Vale a pena não ter medo?

Escolher ser livre é o ato individual mais difícil para qualquer ser humano.

Oiço diversas vezes que ‘Luís de Camões’ escolheu terminar os Lusíadas com a palavra inveja, como forma de salientar essa característica genérica do povo português. Este, de certa forma preferirá desconfiar e maldizer do sucesso alheio do que procurar e encontrar caminho para o seu próprio sucesso. Se o maior génio da literatura portuguesa vivesse neste triste início do século XXI muito certamente continuaria a encontrar musas, nativas e outras razões para se apaixonar e se deixar cativo, mas também poderia escolher terminar uma obra-prima com outra palavra: medo! Tenho um amigo que me diz muitas vezes que o maior problema dos portugueses é serem cobardes. Será? Efetivamente os portugueses têm medo e têm muitas razões para o ter.
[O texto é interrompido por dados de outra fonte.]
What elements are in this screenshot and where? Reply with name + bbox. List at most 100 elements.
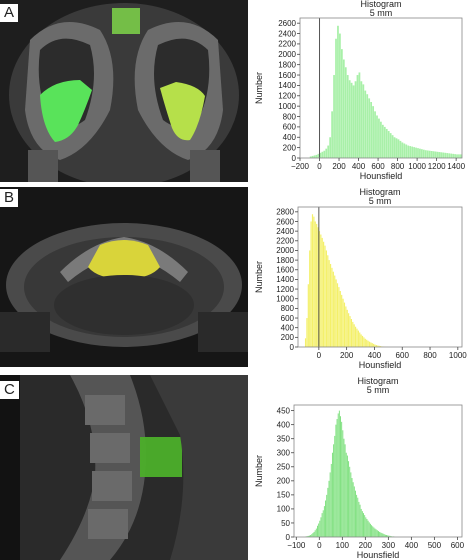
- histogram-bar: [357, 497, 359, 537]
- histogram-bar: [448, 153, 451, 158]
- histogram-bar: [390, 536, 392, 537]
- histogram-bar: [371, 343, 373, 347]
- histogram-bar: [331, 267, 333, 347]
- histogram-bar: [307, 535, 309, 537]
- histogram-bar: [452, 153, 454, 158]
- x-tick-label: 200: [359, 541, 373, 550]
- histogram-bar: [320, 517, 322, 537]
- histogram-bar: [380, 532, 382, 537]
- histogram-bar: [318, 231, 321, 347]
- panel-label: C: [0, 381, 19, 399]
- histogram-bar: [342, 59, 345, 159]
- histogram-bar: [393, 137, 396, 158]
- histogram-bar: [354, 326, 357, 347]
- y-tick-label: 0: [286, 533, 291, 542]
- histogram-bar: [338, 287, 340, 347]
- y-tick-label: 2800: [276, 208, 294, 217]
- histogram-bar: [424, 150, 427, 158]
- histogram-bar: [344, 67, 347, 158]
- histogram-bar: [306, 318, 308, 347]
- histogram-bar: [351, 478, 353, 537]
- histogram-bar: [348, 461, 350, 537]
- histogram-bar: [336, 419, 338, 537]
- y-tick-label: 150: [277, 491, 291, 500]
- x-tick-label: 300: [382, 541, 396, 550]
- x-tick-label: 200: [332, 162, 346, 171]
- y-tick-label: 2400: [278, 29, 296, 38]
- histogram-a: Histogram 5 mm 0 200 400 600 800 1000 1200 1400 16…: [250, 0, 474, 182]
- histogram-bar: [419, 148, 421, 158]
- x-axis-label: Hounsfield: [357, 550, 400, 560]
- histogram-bar: [352, 321, 354, 347]
- histogram-bar: [376, 115, 378, 158]
- y-tick-label: 400: [277, 420, 291, 429]
- histogram-bar: [340, 49, 343, 158]
- histogram-bar: [309, 156, 312, 158]
- histogram-bar: [339, 291, 341, 347]
- histogram-bar: [460, 154, 462, 158]
- x-axis-label: Hounsfield: [359, 360, 402, 370]
- histogram-bar: [330, 463, 332, 537]
- histogram-bar: [357, 330, 359, 347]
- histogram-bar: [438, 152, 441, 158]
- histogram-bar: [373, 343, 375, 347]
- histogram-bar: [385, 128, 388, 158]
- histogram-bar: [318, 523, 320, 537]
- histogram-bar: [316, 223, 318, 347]
- histogram-bar: [329, 472, 331, 537]
- histogram-bar: [317, 227, 319, 347]
- histogram-bar: [310, 221, 312, 347]
- histogram-bar: [346, 75, 349, 158]
- histogram-bar: [366, 519, 368, 537]
- histogram-bar: [373, 527, 375, 537]
- plot-frame: [297, 206, 463, 348]
- y-tick-label: 800: [281, 304, 295, 313]
- y-axis-label: Number: [254, 72, 264, 104]
- histogram-bar: [430, 151, 433, 158]
- histogram-bar: [344, 444, 346, 537]
- histogram-bar: [426, 150, 429, 158]
- histogram-bar: [399, 140, 402, 158]
- histogram-bar: [327, 145, 330, 158]
- histogram-bar: [340, 416, 341, 537]
- x-tick-label: 400: [352, 162, 366, 171]
- histogram-bar: [391, 135, 394, 158]
- y-tick-label: 2200: [278, 40, 296, 49]
- histogram-bar: [411, 146, 414, 158]
- histogram-bar: [327, 487, 329, 537]
- histogram-bar: [348, 313, 350, 347]
- histogram-bar: [356, 328, 358, 347]
- x-tick-label: 1000: [408, 162, 426, 171]
- panel-a: A Histogram 5 mm 0 200 400 600 800 1000 1200 1400…: [0, 0, 474, 182]
- y-tick-label: 800: [283, 112, 297, 121]
- histogram-bar: [335, 424, 337, 537]
- y-tick-label: 2600: [278, 19, 296, 28]
- histogram-bar: [370, 342, 372, 347]
- y-tick-label: 1200: [276, 285, 294, 294]
- chart-subtitle: 5 mm: [369, 196, 392, 206]
- y-tick-label: 50: [281, 519, 290, 528]
- chart-subtitle: 5 mm: [367, 385, 390, 395]
- histogram-bar: [444, 152, 447, 158]
- plot-frame: [299, 17, 463, 159]
- y-tick-label: 1000: [278, 102, 296, 111]
- histogram-bar: [458, 154, 460, 158]
- histogram-bar: [395, 138, 398, 158]
- histogram-bar: [377, 345, 379, 347]
- histogram-bar: [313, 531, 315, 537]
- histogram-bar: [360, 334, 362, 347]
- histogram-bar: [312, 533, 314, 537]
- histogram-bar: [358, 501, 360, 537]
- histogram-bar: [310, 535, 312, 537]
- x-tick-label: 1000: [449, 351, 467, 360]
- x-tick-label: 600: [396, 351, 410, 360]
- histogram-bar: [374, 344, 376, 347]
- x-tick-label: 0: [317, 162, 322, 171]
- histogram-bar: [409, 146, 412, 158]
- histogram-bar: [353, 324, 355, 347]
- y-tick-label: 1400: [276, 275, 294, 284]
- histogram-bar: [383, 534, 385, 537]
- x-tick-label: −100: [287, 541, 306, 550]
- bars: [305, 410, 396, 537]
- histogram-b: Histogram 5 mm 0 200 400 600 800 1000 1200 1400 16…: [250, 187, 474, 370]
Depois de mais de quatro décadas de uma ditadura comandada por alguém cuja pequenez sujeitou o país a um atraso estrutural que ainda nos marca coletivamente, a esperança dos primeiros anos de democracia parece ter-se evaporado por décadas desperdiçadas na estagnação. Hoje, a crença dos portugueses no país está espelhada nas vagas migratórias da geração mais bem preparada e nos estudos que já se realizaram sobre as expectativas dos portugueses para o país. Perante este quadro geral, é compreensível que um povo habituado a sobreviver de um modelo assistencialista tenha medo de perder o pouco que tem. Ser livre é difícil para quem tem receio de perder o pouco que lhe garante a subsistência – reforçado pelos impactos que a crise social da troika deixou na memória coletiva da Nação. Para além deste medo económico ou social, existe um medo que há muito vinha sendo comentado, em ‘petit comité’, da prepotência de uma Justiça que vem perdendo parte do seu lado humanista, que deixou de odiar o crime para passar a odiar o criminoso. Recordo as palavras de José Miguel Júdice que um dia disse, de um juiz de instrução, após o criticar num comentário televisivo: “Sei que ele é má rés. Se um dia estiver perante o mesmo, ele irá vingar-se”.

Tudo errado, a Justiça não vinga, faz Justiça. Um artigo desta semana sobre o tema, escrito por uma procuradora-geral adjunta, que nada referiu para além do óbvio, e que há muito faz tema naquelas conversas de corredor, gerou críticas incompreensíveis. O artigo não faz mais do que voltar à base e afirmar que a Justiça não é instrumento de prepotentes. Deve ser o recurso do fraco perante a prepotência do forte. Se assim não for, enquanto comunidade estamos perdidos. Deste modo, sejamos necessitados ou privilegiados, ‘estamos todos na mesma barca’, não que esta nos leve ao inferno, mas, ao vivermos com medo, já nele vivemos. Sendo portugueses, temos mesmo razão para ter medo.

Sejamos um humilde varredor de rua ou, pasme-se, um outrora poderoso primeiro-ministro. Escolher ser livre é o ato individual mais difícil para qualquer ser humano. Nas últimas semanas passou a ser o ato mais difícil para o próximo Chefe de Governo de Portugal. Quando votarmos, no próximo dia 10 de março, estaremos a eleger (indiretamente) uma pessoa que passou a estar sob suspeita. Vale mesmo a pena ter medo.